Do you avoid the weights area of the gym? Do you think that lifting is just for guys? Doubtless, the reason so very many women steer clear of this activity is because they fear the dreaded “bulking up” problem. Yikes.

Luckily, this is a myth that you really don’t need to stress about. The reason that men get larger when they start lifting weights is because they have a wealth of testosterone in their bodies which facilitates muscle growth. Since women have far less testosterone, it’s highly unlikely that we will experience the same body changes as men do.

exercise myths for women

“It totally depends on the woman: her individual body type, biochemistry, previous training history, frequency of training and, of course, most importantly, how much she is eating,” says Sam. “Women don’t produce enough of the growth hormone testosterone to ‘bulk up.’ What we do need to do however is reduce the body fat percentage — that will decrease the ‘bulk.’”
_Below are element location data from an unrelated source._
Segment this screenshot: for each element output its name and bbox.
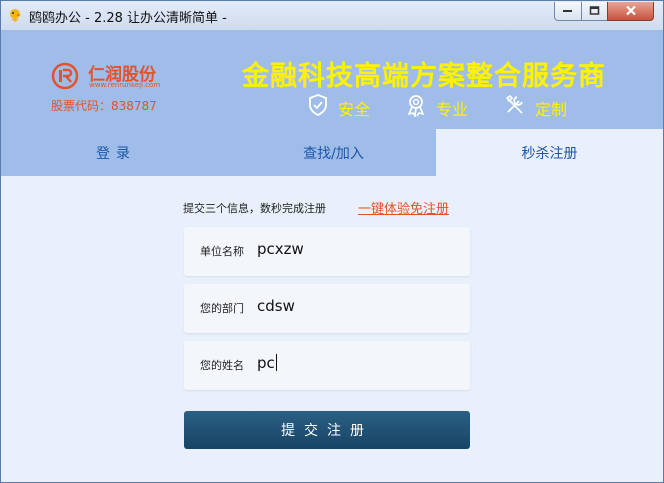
close-icon [625,5,636,16]
app-logo-icon [10,9,21,22]
medal-icon [407,95,425,117]
title-bar[interactable]: 鸥鸥办公 - 2.28 让办公清晰简单 - [1,1,663,30]
app-window: 鸥鸥办公 - 2.28 让办公清晰简单 - 仁润股份 www.renrunkej… [0,0,664,483]
company-name-input[interactable]: pcxzw [257,240,304,258]
feature-label: 定制 [535,100,568,119]
tab-login[interactable]: 登录 [1,129,231,176]
register-hint: 提交三个信息，数秒完成注册 [183,202,326,215]
brand-banner: 仁润股份 www.renrunkeji.com 股票代码：838787 金融科技… [1,30,663,129]
close-button[interactable] [607,2,654,21]
tab-bar: 登录 查找/加入 秒杀注册 [1,129,663,176]
trial-without-register-link[interactable]: 一键体验免注册 [358,198,449,217]
window-title: 鸥鸥办公 - 2.28 让办公清晰简单 - [29,11,227,26]
name-input[interactable]: pc [257,354,277,372]
tab-find-join[interactable]: 查找/加入 [231,129,436,176]
slogan: 金融科技高端方案整合服务商 [242,61,606,92]
minimize-button[interactable] [554,2,582,21]
minimize-icon [563,10,572,12]
company-name-field[interactable]: 单位名称 pcxzw [184,227,470,276]
shield-check-icon [309,94,327,117]
tools-icon [505,94,523,114]
name-field[interactable]: 您的姓名 pc [184,341,470,390]
company-logo-icon [51,62,79,90]
field-label: 您的姓名 [200,359,244,372]
name-input-value: pc [257,354,275,372]
text-caret [275,354,277,371]
maximize-icon [589,6,599,15]
stock-code: 股票代码：838787 [51,99,157,113]
company-url: www.renrunkeji.com [89,81,161,89]
tab-quick-register[interactable]: 秒杀注册 [436,129,663,176]
field-label: 单位名称 [200,245,244,258]
department-field[interactable]: 您的部门 cdsw [184,284,470,333]
submit-register-button[interactable]: 提交注册 [184,411,470,449]
department-input[interactable]: cdsw [257,297,295,315]
feature-label: 专业 [436,100,469,119]
field-label: 您的部门 [200,302,244,315]
maximize-button[interactable] [581,2,608,21]
feature-label: 安全 [338,100,371,119]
5. The Same Routine Works for Everyone

Finally, here’s one of the most ludicrous exercise myths for women. If you naively think that there’s a one-size-fits-all routine that will work for everyone, you’re sadly mistaken. Every woman out there has a different body type, shape, and metabolism. There’s simply no way that the same exercises will have the same effect on each person.

exercise myths for women

The bad news is this means there’s an element of trial and error when you first try a certain routine out for yourself. The best advice you can get is to work with an instructor to develop a regime that suits your physique, try it for around a month, and then adapt it more if it’s not quite working for you. It may sound like a lot of hassle but remember: your fitness is a lifestyle choice, not just a fad.